Boizenburg: Positives Signal für den deutschen Fliesenmarkt

Investition in Produktionslinie für Terrassenplatten ist ein mutiger Schritt

Ein Kommentar von Ralf Schanze, Chefredakteur 1200Grad

Es wird für die deutsche Fliesenindustrie immer schwieriger, sich gegen den ausländischen Wettbewerb zu behaupten. Insbesondere bei der Massenware und dem Sortiment in der mittleren Preislage haben die deutschen Produzenten preislich fast keine Chance mehr. So Branchenexperte Carlo Cit in einem Beitrag für 1200Grad von Anfang Oktober dieses Jahres (siehe unser Bericht hier).

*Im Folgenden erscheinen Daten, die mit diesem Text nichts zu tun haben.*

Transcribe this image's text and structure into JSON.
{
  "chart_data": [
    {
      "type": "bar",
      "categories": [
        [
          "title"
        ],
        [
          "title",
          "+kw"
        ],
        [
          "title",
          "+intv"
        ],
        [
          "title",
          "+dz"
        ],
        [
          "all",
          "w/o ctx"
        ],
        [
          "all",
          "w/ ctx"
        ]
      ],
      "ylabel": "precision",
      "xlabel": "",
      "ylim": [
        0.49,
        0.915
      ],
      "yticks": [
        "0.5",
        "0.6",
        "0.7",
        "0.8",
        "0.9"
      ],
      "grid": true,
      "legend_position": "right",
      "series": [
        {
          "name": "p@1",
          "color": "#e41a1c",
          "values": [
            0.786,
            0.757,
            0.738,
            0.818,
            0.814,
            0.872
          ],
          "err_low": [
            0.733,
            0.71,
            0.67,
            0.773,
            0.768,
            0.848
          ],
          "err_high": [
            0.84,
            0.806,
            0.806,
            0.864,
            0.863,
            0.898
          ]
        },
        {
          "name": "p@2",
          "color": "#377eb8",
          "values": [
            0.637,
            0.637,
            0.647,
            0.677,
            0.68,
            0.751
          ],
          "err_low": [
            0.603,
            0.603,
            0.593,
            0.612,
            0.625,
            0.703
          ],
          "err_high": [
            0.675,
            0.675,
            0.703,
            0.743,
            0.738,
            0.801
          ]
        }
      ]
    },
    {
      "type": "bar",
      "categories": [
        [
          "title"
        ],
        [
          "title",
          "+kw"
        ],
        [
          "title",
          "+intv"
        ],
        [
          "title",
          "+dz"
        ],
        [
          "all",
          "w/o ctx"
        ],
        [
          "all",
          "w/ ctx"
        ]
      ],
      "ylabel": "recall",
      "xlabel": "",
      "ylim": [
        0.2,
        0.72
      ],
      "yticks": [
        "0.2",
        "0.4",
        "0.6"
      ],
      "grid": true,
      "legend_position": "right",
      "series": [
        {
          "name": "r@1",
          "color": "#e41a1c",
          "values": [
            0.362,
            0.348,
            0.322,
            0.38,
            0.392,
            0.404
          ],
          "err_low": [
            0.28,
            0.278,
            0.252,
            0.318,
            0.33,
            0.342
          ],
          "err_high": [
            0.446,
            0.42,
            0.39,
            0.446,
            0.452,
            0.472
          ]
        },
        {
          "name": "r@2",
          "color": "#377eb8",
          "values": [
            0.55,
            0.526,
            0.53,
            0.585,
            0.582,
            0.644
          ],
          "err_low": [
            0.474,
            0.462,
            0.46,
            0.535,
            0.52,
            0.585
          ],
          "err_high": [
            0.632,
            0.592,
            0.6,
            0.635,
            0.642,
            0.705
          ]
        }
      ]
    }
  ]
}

Heute können Polen, Türkei, Indien und andere Länder wesentlich preiswerter produzieren als die deutschen Hersteller. Die Gründe dafür sind vielfältig: Fehlende staatliche Subventionen, das Ausbleiben dringender Modernisierungsmaßnahmen der Produktionsanlagen, fehlendes Kapital. Nicht alle Probleme, die den deutschen Herstellern aktuell Sorgen machen, sind Haus gemacht. Aber die Vorwürfe, dass man einige Marktentwicklungen schlicht verschlafen hat, zu wenig unternehmerischen Mut zeigte und zu zaghaft im Marketing agierte, lassen sich zweifellos nicht so ganz vom Tisch wischen.

Mit einer Investition in Höhe von 10 Millionen Euro initiiert Boizenburg Fliesen nun die Gründung einer neuen Produktionsgesellschaft zur Herstellung von keramischen Terrassenplatten in Aschersleben. „Es wird Zeit die Verantwortung, die wir in Deutschland für unsere Branche haben neu zu definieren,“ sagt Alexander R. Stenzel, CEO und Eigentümer der Boizenburg Fliesen GmbH. Markige Worte für einen unternehmerischen Paukenschlag, den die deutsche Fliesenindustrie schon lange nicht mehr feiern konnte. Die Investition in eine deutsche Produktionsanlage schien vielen Hersteller nicht mehr zukunftsgerecht. Doch Stenzel, in der Branche dafür bekannt gerne andere, eigene Wege zu gehen, wagt nun das Investment.

Einer der Gründe, die dazu eventuell geführt haben mögen, ist auch die Corona-Krise. In den Zeiten der Pandemie hat sich gezeigt, wie wichtig es ist eigene Produktionslinien in Deutschland zu haben und nicht von verzweigten Logistikketten abhängig zu sein. Die aktuelle Situation mit Lieferengpässen unterstreicht diese These noch einmal eindrucksvoll.

Dass man sich dafür das Segment der Terrassenplatten ausgesucht hat, überrascht nicht. Die dicken Outdoor-Platten stehen nicht so stark im täglichen Preiskampf, wie die Massenware für Wand und Boden. Auf jeden Fall ist dieser Schritt von Boizenburg ein positive Signal für die deutsche Fliesenindustrie, die vielleicht doch noch eine Zukunft hat gegen die ausländische Konkurrenz.